Otra etiqueta complicada es la “literatura de la diáspora”. ¿Tú sientes que los autores que están publicando en un sitio pero mirando en parte al sitio del que vienen tienen un aire común que viene de esa doble mirada, de estar parados en ambos mundos?
Lo creo. Me pasa cuando leo al Chaves Nogales de A sangre y fuego, también con Jorge Semprun, Bergamín, María Zambrano, Luis Cernuda, pero también con Cabrera Infante, Zweig, Joseph Roth, con Thomas Mann y su hijo. Klauss Mann, Doris Lessing, Natalia Ginzburg, J.M. Coetzee… e incluso con personajes como Thomas Bernhard. Todos tienen en común esa relación dolorosa con lo propio. Leyéndolos comprendí que la perplejidad y el dolor de personas nacidas en su país y que escriben y publican fuera, es un proceso complejo que me antecede y que he tardado mucho en comprender. El siglo XX fue el gran siglo del exilio, y a su manera también el XIX. Es tan universal y antiguo como el viaje.

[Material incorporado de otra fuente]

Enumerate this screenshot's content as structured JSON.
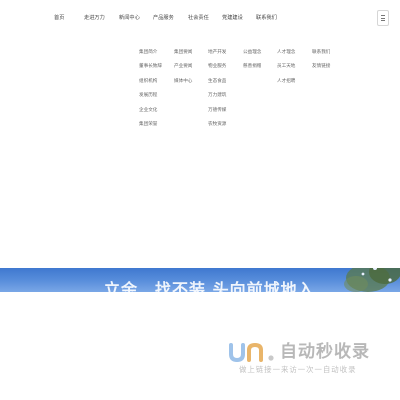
{
  "nav": {
    "items": [
      "首页",
      "走进万力",
      "新闻中心",
      "产品服务",
      "社会责任",
      "党建建设",
      "联系我们"
    ]
  },
  "menu_icon": "hamburger-icon",
  "megamenu": {
    "columns": [
      [
        "集团简介",
        "董事长致辞",
        "组织机构",
        "发展历程",
        "企业文化",
        "集团荣誉"
      ],
      [
        "集团要闻",
        "产业要闻",
        "媒体中心"
      ],
      [
        "地产开发",
        "物业服务",
        "生态食品",
        "万力建筑",
        "万德传媒",
        "农牧资源"
      ],
      [
        "公益理念",
        "慈善捐赠"
      ],
      [
        "人才理念",
        "员工天地",
        "人才招聘"
      ],
      [
        "联系我们",
        "友情链接"
      ]
    ]
  },
  "banner": {
    "title": "立余…找不装 头向前城地入",
    "color": "#4a82d6"
  },
  "watermark": {
    "icon": "brand-logo",
    "text": "自动秒收录",
    "subtext": "做上链接一来访一次一自动收录"
  }
}
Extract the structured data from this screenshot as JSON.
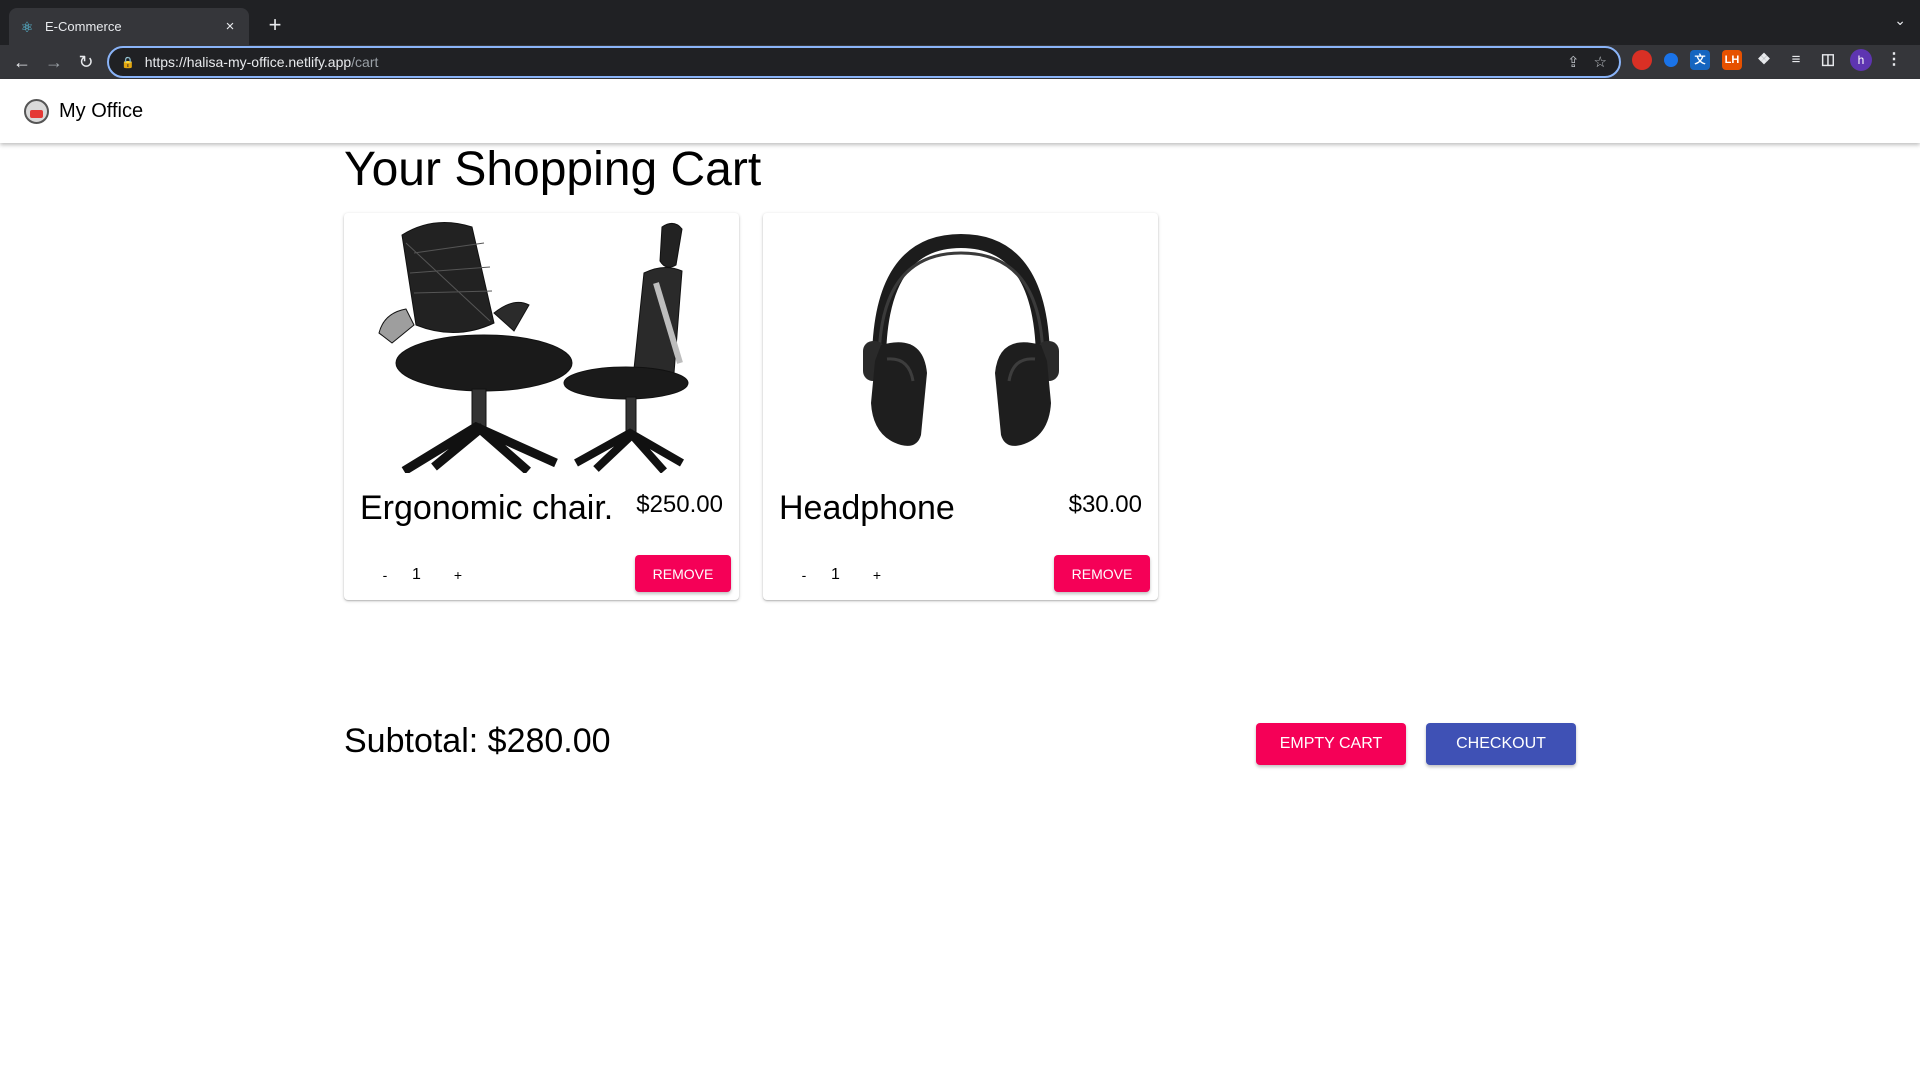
{
  "browser": {
    "tab_title": "E-Commerce",
    "url_host": "https://halisa-my-office.netlify.app",
    "url_path": "/cart",
    "profile_initial": "h"
  },
  "app": {
    "brand": "My Office"
  },
  "cart": {
    "title": "Your Shopping Cart",
    "items": [
      {
        "name": "Ergonomic chair.",
        "price": "$250.00",
        "quantity": "1",
        "minus_label": "-",
        "plus_label": "+",
        "remove_label": "Remove",
        "image": "office-chair-image"
      },
      {
        "name": "Headphone",
        "price": "$30.00",
        "quantity": "1",
        "minus_label": "-",
        "plus_label": "+",
        "remove_label": "Remove",
        "image": "headphones-image"
      }
    ],
    "subtotal": "Subtotal: $280.00",
    "empty_label": "Empty cart",
    "checkout_label": "Checkout"
  },
  "colors": {
    "secondary": "#f50057",
    "primary": "#3f51b5"
  }
}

A mí me pasó, y le pasa a muchos (no sé si a todos) de los que emigramos y de los que escribimos y migramos, que el emigrar me alteró mucho la mirada sobre el mundo que dejé atrás, sobre Venezuela. Lo que uno escribe ahora no lo podría escribir igual si estuviera allá, y por muchísimas razones. ¿Cómo has vivido tú ese proceso?

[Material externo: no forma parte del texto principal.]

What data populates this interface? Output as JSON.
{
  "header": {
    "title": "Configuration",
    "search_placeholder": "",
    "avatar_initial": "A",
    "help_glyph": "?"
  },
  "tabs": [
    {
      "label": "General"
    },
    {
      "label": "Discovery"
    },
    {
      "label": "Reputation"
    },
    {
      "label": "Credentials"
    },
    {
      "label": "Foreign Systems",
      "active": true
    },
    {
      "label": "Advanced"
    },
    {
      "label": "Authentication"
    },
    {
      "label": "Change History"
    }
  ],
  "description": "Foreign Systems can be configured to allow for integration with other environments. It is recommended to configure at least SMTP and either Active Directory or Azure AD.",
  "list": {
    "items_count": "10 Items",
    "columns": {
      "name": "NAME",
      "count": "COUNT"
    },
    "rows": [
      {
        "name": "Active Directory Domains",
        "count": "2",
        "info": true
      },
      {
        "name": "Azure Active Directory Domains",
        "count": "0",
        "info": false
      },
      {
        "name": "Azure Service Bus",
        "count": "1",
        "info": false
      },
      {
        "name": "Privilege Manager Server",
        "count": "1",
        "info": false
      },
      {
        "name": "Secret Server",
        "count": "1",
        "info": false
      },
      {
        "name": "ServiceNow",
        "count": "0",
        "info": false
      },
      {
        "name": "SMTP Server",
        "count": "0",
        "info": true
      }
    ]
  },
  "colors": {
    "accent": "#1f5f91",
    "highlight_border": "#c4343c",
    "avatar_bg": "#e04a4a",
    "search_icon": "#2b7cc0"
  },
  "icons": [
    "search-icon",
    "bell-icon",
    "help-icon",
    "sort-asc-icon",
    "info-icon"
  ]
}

Cuando llegué a España escribía compulsivamente todo lo que me ocurría: a medida que lo volcaba era capaz de entender qué sentía. Con el paso del tiempo avancé en varios intentos de novela, textos técnicamente pobres, pero repletos de angustias. No ha sido un proceso del todo consciente, aunque a juzgar por los resultados parece evidente que estoy escarbando en esa dirección. Es algo que no puedo controlar. Hace poco leí una carta de Thomas Mann (el III Reich recién le había quitado la nacionalidad alemana) en la que él daba por sentado que Alemania existiría donde él estuviese. Escribió una frase que me impactó y que tiene que ver con el regreso: “Confieso que me aterran las ruinas alemanas”. Pues algo de esa electricidad recorre las cosas que escribo.